TickTick is the only Todoist alternative on this list with built-in habit tracking, Pomodoro timer, and Eisenhower Matrix. These features are included on the free plan, with expanded limits on Premium at $35.99/year. No other alternative on this list bundles all three in one app.
Is ClickUp too complex to replace Todoist?
ClickUp can feel overwhelming if you adopt every feature at once. The fix: start with tasks and lists only, then add docs, goals, or time tracking one feature at a time over 2-3 weeks. A 10-person team that phases the rollout avoids the complexity trap. ClickUp Unlimited at $7/user/month yearly is also $1/user/month cheaper than Todoist Business.
What Todoist alternative works best with Outlook?
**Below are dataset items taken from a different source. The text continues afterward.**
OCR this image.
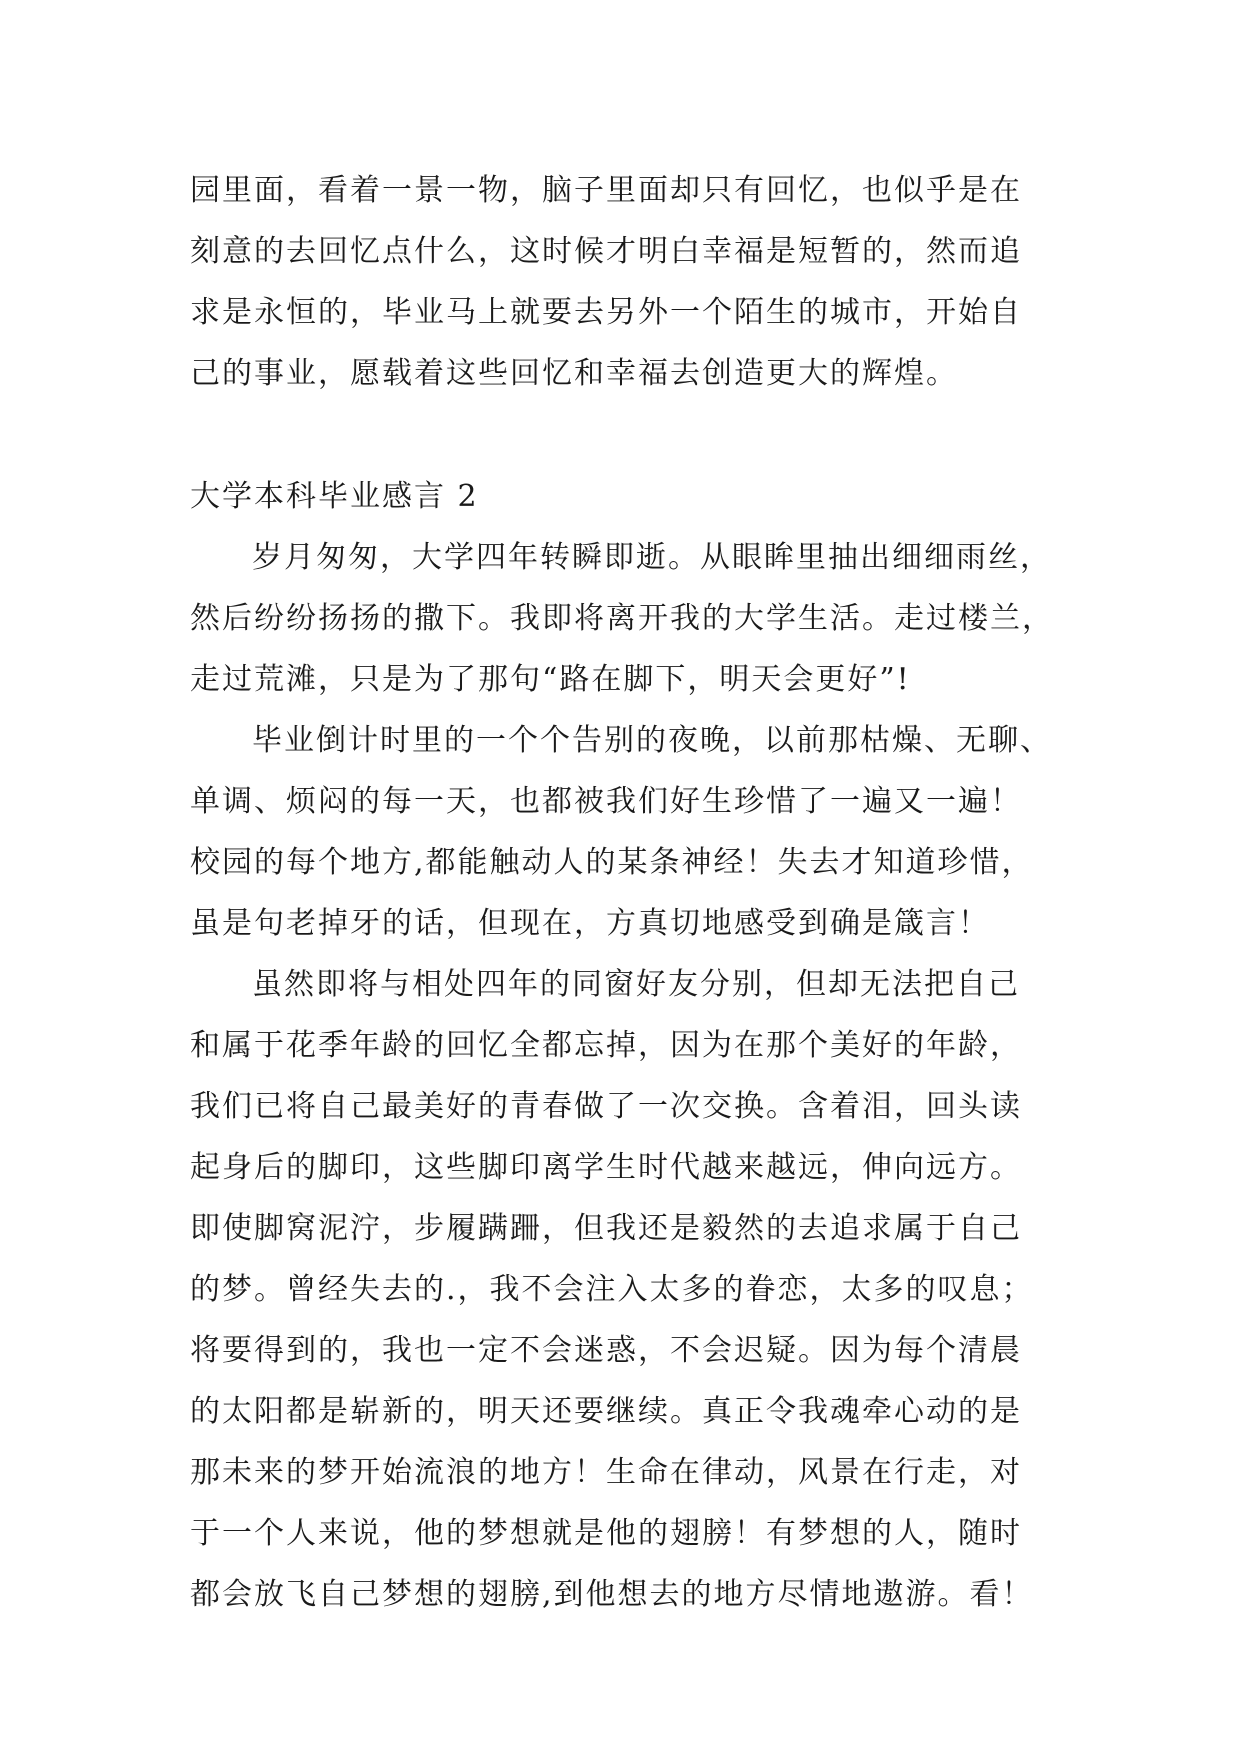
园里面，看着一景一物，脑子里面却只有回忆，也似乎是在
刻意的去回忆点什么，这时候才明白幸福是短暂的，然而追
求是永恒的，毕业马上就要去另外一个陌生的城市，开始自
己的事业，愿载着这些回忆和幸福去创造更大的辉煌。
大学本科毕业感言 2
岁月匆匆，大学四年转瞬即逝。从眼眸里抽出细细雨丝，
然后纷纷扬扬的撒下。我即将离开我的大学生活。走过楼兰，
走过荒滩，只是为了那句“路在脚下，明天会更好”!
毕业倒计时里的一个个告别的夜晚，以前那枯燥、无聊、
单调、烦闷的每一天，也都被我们好生珍惜了一遍又一遍！
校园的每个地方,都能触动人的某条神经！失去才知道珍惜，
虽是句老掉牙的话，但现在，方真切地感受到确是箴言！
虽然即将与相处四年的同窗好友分别，但却无法把自己
和属于花季年龄的回忆全都忘掉，因为在那个美好的年龄，
我们已将自己最美好的青春做了一次交换。含着泪，回头读
起身后的脚印，这些脚印离学生时代越来越远，伸向远方。
即使脚窝泥泞，步履蹒跚，但我还是毅然的去追求属于自己
的梦。曾经失去的.，我不会注入太多的眷恋，太多的叹息；
将要得到的，我也一定不会迷惑，不会迟疑。因为每个清晨
的太阳都是崭新的，明天还要继续。真正令我魂牵心动的是
那未来的梦开始流浪的地方！生命在律动，风景在行走，对
于一个人来说，他的梦想就是他的翅膀！有梦想的人，随时
都会放飞自己梦想的翅膀,到他想去的地方尽情地遨游。看！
Microsoft To Do integrates directly with Outlook Tasks and is free. For a more advanced option, Akiflow pulls tasks from Outlook (along with other sources) into a universal inbox for time blocking. If Outlook integration is your primary switching trigger, Microsoft To Do is the simplest choice.
Is Todoist still worth paying for in 2026?
Todoist is worth paying for if you value fast cross-platform task capture, natural language input, and lightweight shared projects. It is not worth paying for if you need calendar-first planning, team dashboards, built-in time tracking, or docs alongside tasks. The Pro plan at $5/month yearly remains reasonable for solo users who use Todoist daily.
The Business plan at $8/user/month yearly faces stiffer competition from ClickUp’s pricing tiers and Trello’s free and paid plans.